Validation of differentially expressed proteins in serum/ peritoneal fluid of endometriosis patients, co-culture fluid from oocyte– spermatozoa incubation media, or spermatozoa/ seminal plasma can be carried out using different techniques depending on the source of the proteome or the secretome. Western blot immunochemistry, ELISA and RT-PCR techniques can be applied to validate the proteins. If spermatozoa markers are being validated all except RT-PCR can be applied. Spermatozoa are transcriptionally inert and hence RT-RTPCR is not suitable. Western blot requires the use of appropriate concentration of the primary antibody against the protein marker of choice and appropriate secondary antibody. Many proteins are novel and have been reported for the first time. Therefore, their purification, characterization and chromosomal localization need to be established before undertaking the validation of their function and expression.

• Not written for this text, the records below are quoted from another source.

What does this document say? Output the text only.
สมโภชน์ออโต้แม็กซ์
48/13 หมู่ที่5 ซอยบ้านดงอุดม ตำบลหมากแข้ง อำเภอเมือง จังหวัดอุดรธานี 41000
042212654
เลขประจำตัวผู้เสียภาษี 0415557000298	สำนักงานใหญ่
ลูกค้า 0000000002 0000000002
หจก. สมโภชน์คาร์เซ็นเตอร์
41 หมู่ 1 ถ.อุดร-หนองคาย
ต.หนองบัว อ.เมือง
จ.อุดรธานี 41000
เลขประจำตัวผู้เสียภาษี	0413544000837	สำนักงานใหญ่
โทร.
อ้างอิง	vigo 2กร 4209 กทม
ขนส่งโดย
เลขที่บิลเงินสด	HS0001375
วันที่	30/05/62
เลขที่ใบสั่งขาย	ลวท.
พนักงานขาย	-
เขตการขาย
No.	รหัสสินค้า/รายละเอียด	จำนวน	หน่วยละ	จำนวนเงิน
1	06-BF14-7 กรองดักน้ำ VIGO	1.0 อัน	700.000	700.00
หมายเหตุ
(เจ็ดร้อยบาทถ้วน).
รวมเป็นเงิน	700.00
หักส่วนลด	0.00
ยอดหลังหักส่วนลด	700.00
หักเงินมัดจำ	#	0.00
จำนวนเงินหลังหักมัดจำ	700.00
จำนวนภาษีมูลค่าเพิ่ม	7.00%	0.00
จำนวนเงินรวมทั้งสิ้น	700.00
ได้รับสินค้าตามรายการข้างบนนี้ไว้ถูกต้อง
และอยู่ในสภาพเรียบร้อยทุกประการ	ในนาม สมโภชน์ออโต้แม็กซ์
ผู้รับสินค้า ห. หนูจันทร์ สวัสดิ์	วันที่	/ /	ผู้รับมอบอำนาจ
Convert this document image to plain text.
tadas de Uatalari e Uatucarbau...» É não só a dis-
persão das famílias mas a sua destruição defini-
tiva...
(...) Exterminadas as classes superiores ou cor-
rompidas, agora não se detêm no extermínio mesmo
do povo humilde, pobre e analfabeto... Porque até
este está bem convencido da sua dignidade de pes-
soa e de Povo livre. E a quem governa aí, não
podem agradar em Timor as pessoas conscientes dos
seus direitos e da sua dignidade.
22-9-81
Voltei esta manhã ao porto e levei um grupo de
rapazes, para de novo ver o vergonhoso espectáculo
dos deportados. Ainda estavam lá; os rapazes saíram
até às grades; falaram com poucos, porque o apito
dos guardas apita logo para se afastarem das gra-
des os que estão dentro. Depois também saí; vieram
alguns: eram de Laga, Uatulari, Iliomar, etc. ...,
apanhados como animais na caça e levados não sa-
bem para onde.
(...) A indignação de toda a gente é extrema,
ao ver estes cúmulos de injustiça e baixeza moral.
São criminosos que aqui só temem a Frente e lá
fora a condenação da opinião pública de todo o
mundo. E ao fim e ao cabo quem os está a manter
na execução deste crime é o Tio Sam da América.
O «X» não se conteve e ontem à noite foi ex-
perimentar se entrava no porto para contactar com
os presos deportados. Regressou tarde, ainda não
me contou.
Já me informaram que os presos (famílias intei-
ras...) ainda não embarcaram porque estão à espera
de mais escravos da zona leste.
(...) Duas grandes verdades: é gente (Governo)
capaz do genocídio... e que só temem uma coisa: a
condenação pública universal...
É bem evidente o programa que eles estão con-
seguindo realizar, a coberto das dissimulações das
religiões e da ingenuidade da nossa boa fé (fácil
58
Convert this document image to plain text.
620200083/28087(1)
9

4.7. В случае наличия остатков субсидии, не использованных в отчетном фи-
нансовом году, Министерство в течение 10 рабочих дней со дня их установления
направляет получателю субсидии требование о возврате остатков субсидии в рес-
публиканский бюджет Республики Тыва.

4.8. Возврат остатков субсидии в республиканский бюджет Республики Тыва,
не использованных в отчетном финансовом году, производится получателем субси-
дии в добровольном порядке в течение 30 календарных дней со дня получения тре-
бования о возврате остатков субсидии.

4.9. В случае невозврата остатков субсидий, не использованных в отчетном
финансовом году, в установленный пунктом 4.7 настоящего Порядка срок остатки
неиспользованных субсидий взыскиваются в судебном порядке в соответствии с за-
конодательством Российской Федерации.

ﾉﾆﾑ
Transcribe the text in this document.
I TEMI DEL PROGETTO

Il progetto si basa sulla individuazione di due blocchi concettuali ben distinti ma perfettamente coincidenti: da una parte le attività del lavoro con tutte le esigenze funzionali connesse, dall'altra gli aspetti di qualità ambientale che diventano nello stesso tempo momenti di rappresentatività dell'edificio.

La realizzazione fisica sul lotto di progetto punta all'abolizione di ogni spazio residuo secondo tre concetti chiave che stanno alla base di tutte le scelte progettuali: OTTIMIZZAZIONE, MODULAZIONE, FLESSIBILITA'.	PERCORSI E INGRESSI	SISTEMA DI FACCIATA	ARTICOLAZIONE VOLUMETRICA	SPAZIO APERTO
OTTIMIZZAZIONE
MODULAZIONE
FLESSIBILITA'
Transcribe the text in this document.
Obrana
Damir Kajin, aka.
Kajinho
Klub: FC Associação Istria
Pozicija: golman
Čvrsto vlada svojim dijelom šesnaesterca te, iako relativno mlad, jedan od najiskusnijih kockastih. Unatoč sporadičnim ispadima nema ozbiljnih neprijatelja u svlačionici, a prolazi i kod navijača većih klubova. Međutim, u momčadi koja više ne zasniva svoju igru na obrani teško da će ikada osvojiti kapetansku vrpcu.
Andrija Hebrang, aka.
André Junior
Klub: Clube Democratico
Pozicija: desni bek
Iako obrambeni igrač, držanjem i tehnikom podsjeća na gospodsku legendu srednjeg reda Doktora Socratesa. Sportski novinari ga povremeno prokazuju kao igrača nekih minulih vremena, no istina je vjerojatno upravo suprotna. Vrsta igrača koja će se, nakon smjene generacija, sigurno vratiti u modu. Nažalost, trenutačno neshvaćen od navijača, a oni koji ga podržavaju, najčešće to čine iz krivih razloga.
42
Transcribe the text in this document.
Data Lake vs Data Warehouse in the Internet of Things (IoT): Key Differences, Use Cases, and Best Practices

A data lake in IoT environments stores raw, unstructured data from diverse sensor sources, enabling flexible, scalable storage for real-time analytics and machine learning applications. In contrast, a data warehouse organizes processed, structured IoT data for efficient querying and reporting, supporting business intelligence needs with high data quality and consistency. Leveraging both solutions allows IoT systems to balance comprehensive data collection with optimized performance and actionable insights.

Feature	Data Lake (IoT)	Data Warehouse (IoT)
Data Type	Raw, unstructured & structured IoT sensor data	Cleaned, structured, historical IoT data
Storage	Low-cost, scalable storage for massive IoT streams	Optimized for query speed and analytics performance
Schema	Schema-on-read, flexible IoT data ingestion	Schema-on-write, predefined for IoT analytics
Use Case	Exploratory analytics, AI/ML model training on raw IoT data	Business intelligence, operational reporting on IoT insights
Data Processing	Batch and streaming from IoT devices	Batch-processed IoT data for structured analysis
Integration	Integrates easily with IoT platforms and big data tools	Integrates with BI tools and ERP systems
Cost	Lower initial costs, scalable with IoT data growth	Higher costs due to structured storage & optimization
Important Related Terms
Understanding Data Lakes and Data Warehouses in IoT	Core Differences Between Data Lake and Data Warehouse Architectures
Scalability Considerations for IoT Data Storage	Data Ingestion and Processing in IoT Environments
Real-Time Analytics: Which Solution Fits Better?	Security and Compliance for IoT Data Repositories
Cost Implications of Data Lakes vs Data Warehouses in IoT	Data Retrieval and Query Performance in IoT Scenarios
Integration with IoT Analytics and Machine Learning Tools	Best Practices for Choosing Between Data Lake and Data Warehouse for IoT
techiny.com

Proteomics has the potential to revolutionize reproductive medicine and ART procedures. The application of proteomics to ART procedures is still a growing field. Although many studies have discovered potential biomarkers for endometrial receptivity, embryonic viability, aneuploidy, and spermatic fertility/infertility, more research and standardization needs to be conducted before any of these biomarkers can be used for standardized diagnostic and therapeutic purposes. While many proteins are described in this review, several proteins have to be validated in order to select the most likely candidate biomarkers. Most of these biomarkers at present do not have any proven clinical value. This is an innovative article with a focus on Proteomics and ART. Our manuscript elaborates on the potential proteomic biomarkers that are key to establishing a non-invasive, reliable, reproducible, and specific means of assessing endometrial receptivity, embryonic viability, aneuploidy, and fertilizing potential of the sperm. The application of these potential biomarkers in the future may help in enhancing the ART outcomes by offering a personalized treatment for patients based upon their individualized signature proteomics profiles. Studies with larger sample sizes are necessary for a better understanding of the proteomic profiles as well as identifying the potential biomarkers proteins in predicting embryonic viability, successful implantation of the embryo, successful establishment of pregnancy and aneuploidy in ART. This will aid in the selection of the best embryo and enhance the ART outcomes.